In the course of an IVF treatment cycle, more viable embryos may be produced than it is desired for embryo transfer in that same cycle. If so, these "excess" embryos can be preserved by freezing and stored for future use. In some cases, all of the embryos can be frozen without fresh transfer.
Cryopreservation is a series of procedures of freezing cells and tissues. It is a controlled process of freezing to very low temperatures and storage in order to keep cells and tissues for theoretically unlimited period of time and subsequently successfully dissolve the same. At these low temperatures, any biological activity, including the biochemical reactions that would lead to cell death, has been stopped. Specific features of each type of cells undergoing cryopreservation require precise and biologically safe freezing protocol and, subsequently, thawing.
First successful embryo cryopreservation mammal was done in 1972, and the first baby conceived by embryo that was frozen was born in 1984.
Cell survival during cryopreservation depends on the reaction of cellular and extracellular water. At temperatures below zero, when the water is frozen and all metabolic processes are stopped, the cells are able to stand in a state of 'suspended vitality' or they may succumb to fatal damage. Human embryos are kept frozen in liquid nitrogen at -196 ° C.
During the freezing, all chemical reactions within the cell must be stopped. Damage embryos occur during the process of cooling and thawing, and as a result of the creation of ice crystals within the cells, or a change in osmotic pressure as a result of dehydration of the cells.
Cryoprotectant molecules are widely applied in modern cryotechnology, as protective substances that facilitate cell survival and the process of equilibration during phase transition from a liquid to a solid state and vice versa. Cryoprotectant substances have a lower freezing point and prevent making ices crystals that would at such low temperatures damage the cell. Different types of cryoprotectants are used for different stages of embryonic development. Embryos can be frozen on the stage of pronuclear to the blastocyst stage (5-7 days after fertilization). The most commonly used cryoprotectants are propanediol, dimethyl-sulfoxide or glycerol.
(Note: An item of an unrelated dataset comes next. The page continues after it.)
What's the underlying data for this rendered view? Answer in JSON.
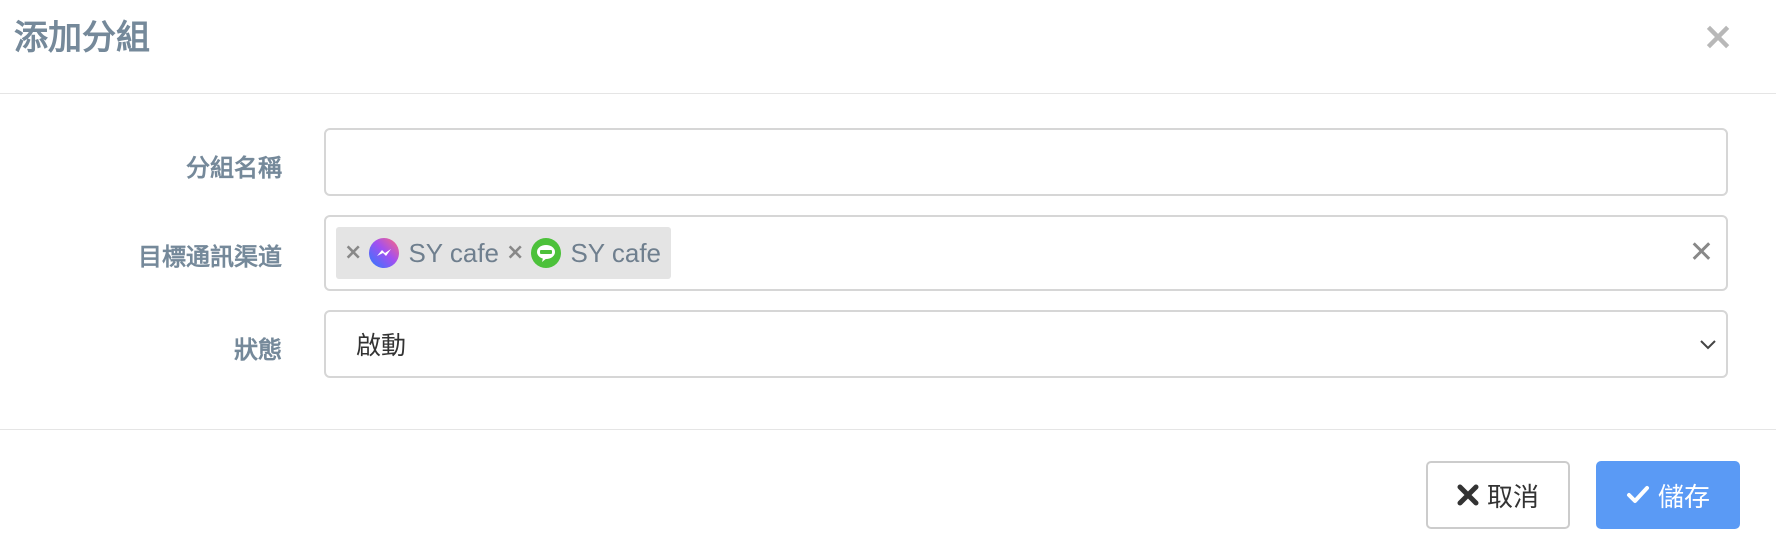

Two techniques used to freeze eggs are slow freezing and vitrification. As technology progresses, today is increasingly considered that vitrification is preferable to slow freezing in terms of higher pregnancy rates.
Frozen embryos are kept in special lab dishes, placed in liquid nitrogen. For each individual embryo, its origin, division phase, and the exact time and date of freezing were recorded.
The embryos will be stored in the frozen condition until the patient and spouse request their use (longest 5 years, as current law allows), and the physician responsible for your care determines that appropriate conditions exist in the patient for transfer of the embryos into the patient's uterus. At that time, some or all of the embryos will be thawed. Each embryo will be examined to determine whether it is potentially viable, and if so, the transfer into the patient's uterus will occur.
Risks and Limitations
The primary concern with the use of cryopreservation techniques is the possible loss of embryos, meaning some healthy embryos may not survive the stress of freezing and thawing. The exact number of embryos lost to cryoinjury varies, but it is very likely that freezing will cause loss of some embryos, perhaps 25-50%. However, it could have many good points, because in this way, the selection is made for more viable embryos.
Sometimes, not all embryos obtain adequate quality to be frozen, which is why this option cannot be offered to all couples.
Another concern with cryopreservation is the potential risk of birth defects in children produced from frozen/thawed embryos. But numerous studies have not shown any significant increase in abnormalities when compared to pregnancy outcomes in the rest of the population.
Advantages of embryo freezing procedure:
This procedure reduces the number of preparatory procedures, and reduces the complications that carry the processes of stimulation and aspiration of oocytes. Freezing embryos is important to avoid ovarian hyperstimulation syndrome, since all embryos can be frozen until the transfer to the uterus in the next cycle, and used for later transfer in a non-stimulated natural cycle. Ovarian hyperstimulation has shown negative effects on the endometrial receptivity. Presently, the highest success rates in reproductive medicine are seen in the women who have not had ovarian stimulation - their endometrial tissue has not been exposed to high hormone levels, and they are not at risk of ovarian hyperstimulation syndrome. Freezing embryos for later transfer might therefore improve implantation and pregnancy rates and increase the safety of IVF.
In this way, it also increases the possibility of pregnancy in each cycle of in vitro fertilization.
This way avoids the medical and social problems associated with multiple pregnancies, providing that the appropriate cycle transmits only a small number of embryos.
Studies show that cryopreservation is associated with significantly reduced risk of birth defects, especially in relation to ICSI. This may be due to developmentally vulnerable embryos who fail to survive the process of freezing and thawing.
Embryo freezing procedure allows control of complications of in vitro fertilization process, so when due to certain circumstances the process has to be determinated, the obtained material can be saved.
This method also provides significant financial savings (costs stimulation and intervention).
Assisted reproduction is significantly improved in recent years, while the cryopreservation of ovarian and testicular tissue is significantly more complex than in the case of embryos and gametes. However, technology is constantly improving and it will be offered in many IVF centers.